As obsessive fans go, this one is up there with the best of the Beliebers. So devoted are they to Seattle's new ice hockey team, the Kraken, that they never sleep—spending all day, every day, trawling the web for information on the next game and honing a unique goal celebration style all of their own.
Luckily, the superfan in question isn't in danger of getting behind on their homework, forgetting to pay their bills, or, worse, adopting a new team, because they aren't human. They are an automated application, developed by Amazon Web Services (AWS) in collaboration with Pacific Science Center (PacSci) and the Kraken, to light up the PacSci building's five iconic arches every time the team scores during a home game.
The pilot project between the three organizations is designed to demonstrate the many possibilities data and some clever cloud technology can open up for communicating via well-known buildings and landmarks in our urban environments.

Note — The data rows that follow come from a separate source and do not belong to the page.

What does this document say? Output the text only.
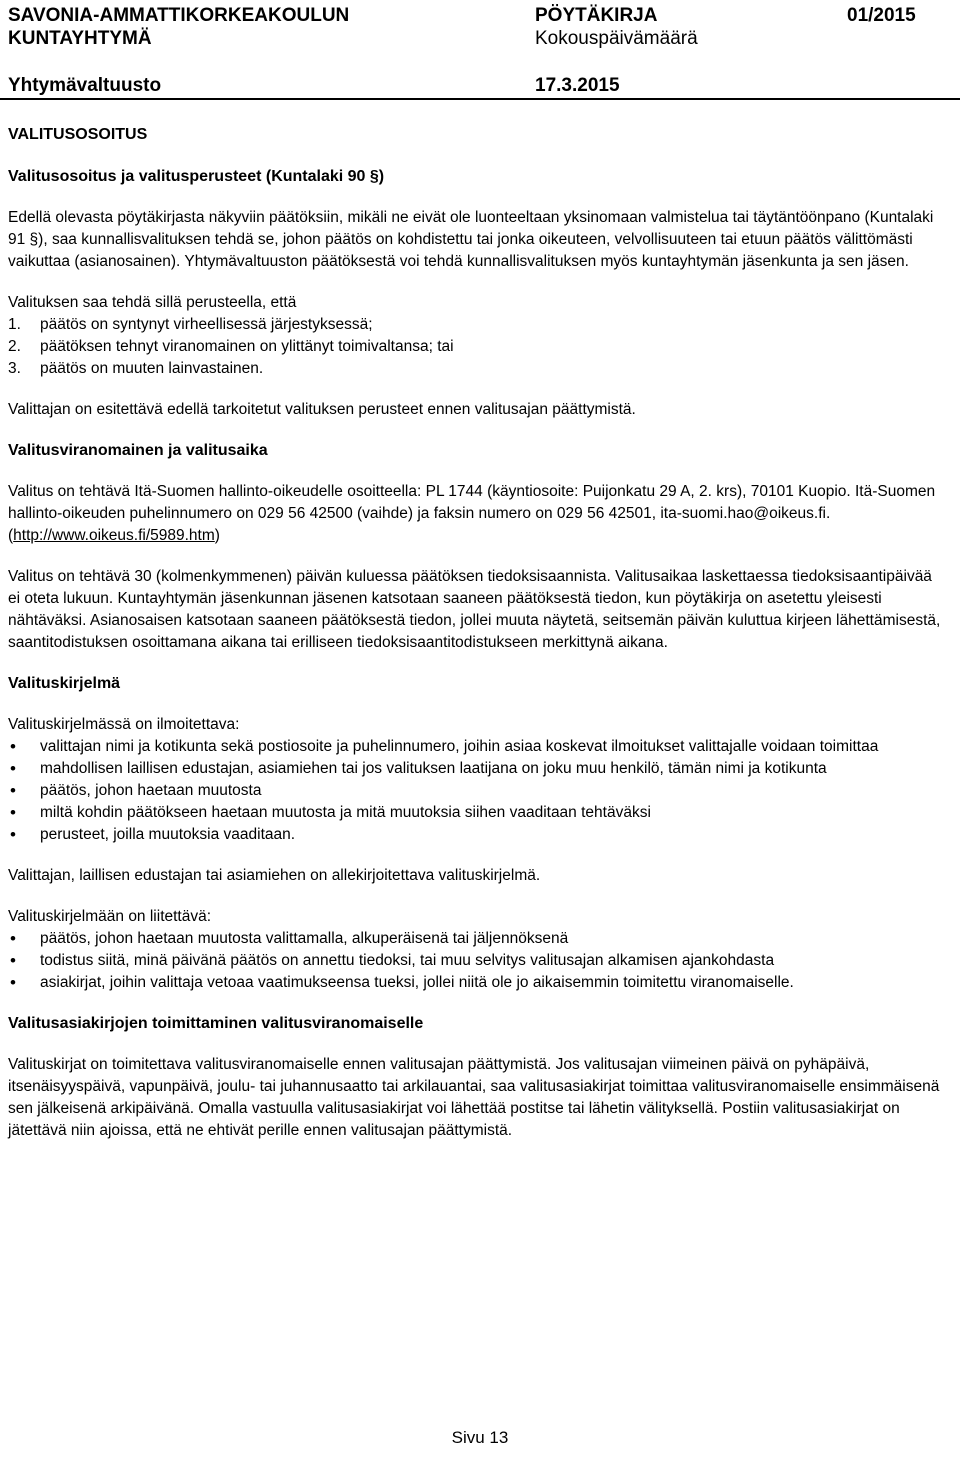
SAVONIA-AMMATTIKORKEAKOULUN
KUNTAYHTYMÄ
PÖYTÄKIRJA
Kokouspäivämäärä
01/2015
Yhtymävaltuusto	17.3.2015

VALITUSOSOITUS

Valitusosoitus ja valitusperusteet (Kuntalaki 90 §)

Edellä olevasta pöytäkirjasta näkyviin päätöksiin, mikäli ne eivät ole luonteeltaan yksinomaan valmistelua tai täytäntöönpano (Kuntalaki 91 §), saa kunnallisvalituksen tehdä se, johon päätös on kohdistettu tai jonka oikeuteen, velvollisuuteen tai etuun päätös välittömästi vaikuttaa (asianosainen). Yhtymävaltuuston päätöksestä voi tehdä kunnallisvalituksen myös kuntayhtymän jäsenkunta ja sen jäsen.

Valituksen saa tehdä sillä perusteella, että

1.	päätös on syntynyt virheellisessä järjestyksessä;
2.	päätöksen tehnyt viranomainen on ylittänyt toimivaltansa; tai
3.	päätös on muuten lainvastainen.

Valittajan on esitettävä edellä tarkoitetut valituksen perusteet ennen valitusajan päättymistä.

Valitusviranomainen ja valitusaika

Valitus on tehtävä Itä-Suomen hallinto-oikeudelle osoitteella: PL 1744 (käyntiosoite: Puijonkatu 29 A, 2. krs), 70101 Kuopio. Itä-Suomen hallinto-oikeuden puhelinnumero on 029 56 42500 (vaihde) ja faksin numero on 029 56 42501, ita-suomi.hao@oikeus.fi. (http://www.oikeus.fi/5989.htm)

Valitus on tehtävä 30 (kolmenkymmenen) päivän kuluessa päätöksen tiedoksisaannista. Valitusaikaa laskettaessa tiedoksisaantipäivää ei oteta lukuun. Kuntayhtymän jäsenkunnan jäsenen katsotaan saaneen päätöksestä tiedon, kun pöytäkirja on asetettu yleisesti nähtäväksi. Asianosaisen katsotaan saaneen päätöksestä tiedon, jollei muuta näytetä, seitsemän päivän kuluttua kirjeen lähettämisestä, saantitodistuksen osoittamana aikana tai erilliseen tiedoksisaantitodistukseen merkittynä aikana.

Valituskirjelmä

Valituskirjelmässä on ilmoitettava:

• valittajan nimi ja kotikunta sekä postiosoite ja puhelinnumero, joihin asiaa koskevat ilmoitukset valittajalle voidaan toimittaa
• mahdollisen laillisen edustajan, asiamiehen tai jos valituksen laatijana on joku muu henkilö, tämän nimi ja kotikunta
• päätös, johon haetaan muutosta
• miltä kohdin päätökseen haetaan muutosta ja mitä muutoksia siihen vaaditaan tehtäväksi
• perusteet, joilla muutoksia vaaditaan.

Valittajan, laillisen edustajan tai asiamiehen on allekirjoitettava valituskirjelmä.

Valituskirjelmään on liitettävä:

• päätös, johon haetaan muutosta valittamalla, alkuperäisenä tai jäljennöksenä
• todistus siitä, minä päivänä päätös on annettu tiedoksi, tai muu selvitys valitusajan alkamisen ajankohdasta
• asiakirjat, joihin valittaja vetoaa vaatimukseensa tueksi, jollei niitä ole jo aikaisemmin toimitettu viranomaiselle.

Valitusasiakirjojen toimittaminen valitusviranomaiselle

Valituskirjat on toimitettava valitusviranomaiselle ennen valitusajan päättymistä. Jos valitusajan viimeinen päivä on pyhäpäivä, itsenäisyyspäivä, vapunpäivä, joulu- tai juhannusaatto tai arkilauantai, saa valitusasiakirjat toimittaa valitusviranomaiselle ensimmäisenä sen jälkeisenä arkipäivänä. Omalla vastuulla valitusasiakirjat voi lähettää postitse tai lähetin välityksellä. Postiin valitusasiakirjat on jätettävä niin ajoissa, että ne ehtivät perille ennen valitusajan päättymistä.

Sivu 13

To explain the significance of PacSci to non-Seattle residents: the independent, not-for-profit center promotes science education and innovation and is a much-loved local institution. Built by esteemed local architect Minoru Yamasaki for the 1962 Seattle World's Fair, for decades it's been a destination for many a Seattle school trip. Its arches can be seen from numerous vantage points across the city, and it's now a next door neighbor to the newly opened Climate Pledge Arena—home to the National Hockey League's Kraken and the Women's National Basketball Association's Seattle Storm.
The arches, each standing at 132 feet (40 meters) tall, are studded with energy-efficient lights that can display an array of different colors. It's this lighting system that AWS' Kraken-fixated technology is communicating with.
The application is constantly monitoring online sports data to ensure it's on standby for the next Kraken home game. When a game starts, the app pulls in a continuous stream of live data. Programmed to recognize goal data specifically, it sends a trigger in near real time to the arches' lighting system whenever a Kraken player shoots and scores.
While the application is set up to respond to Kraken goals only, there are many other data points—for example, on injuries, penalties, time left in the game, and certain player stats—that could be used to trigger the lights. And we're still only talking about a sporting event. In theory, the low-cost, simple application could be programmed to recognize many different kinds of data—something PacSci is already starting to investigate.
"AWS makes it possible for Pacific Science Center to harness the power of the cloud as part of our service to the community," said Will Daugherty, president and CEO of PacSci. "We are a community laboratory and living room for conversations about science and technology issues relevant to our region, and we want to do this in the most imaginative and engaging way possible.
"We are exploring other science-based topics that we can represent through visual displays on the arches—such as the Aurora Borealis, the weather forecast, traffic on Interstate 5, salmon climbing the ladder at the Ballard Locks, and more," he said. "We serve as a platform for innovation, so we welcome ideas and collaboration opportunities."
The potential of the arches project is only a taste of what's to come. As PacSci and AWS plan to expand their collaboration to a range of science, technology, engineering, and math (STEM) initiatives, Seattle can expect to play host to even more creative conversations on everything from sports to sustainability to smart cities in future.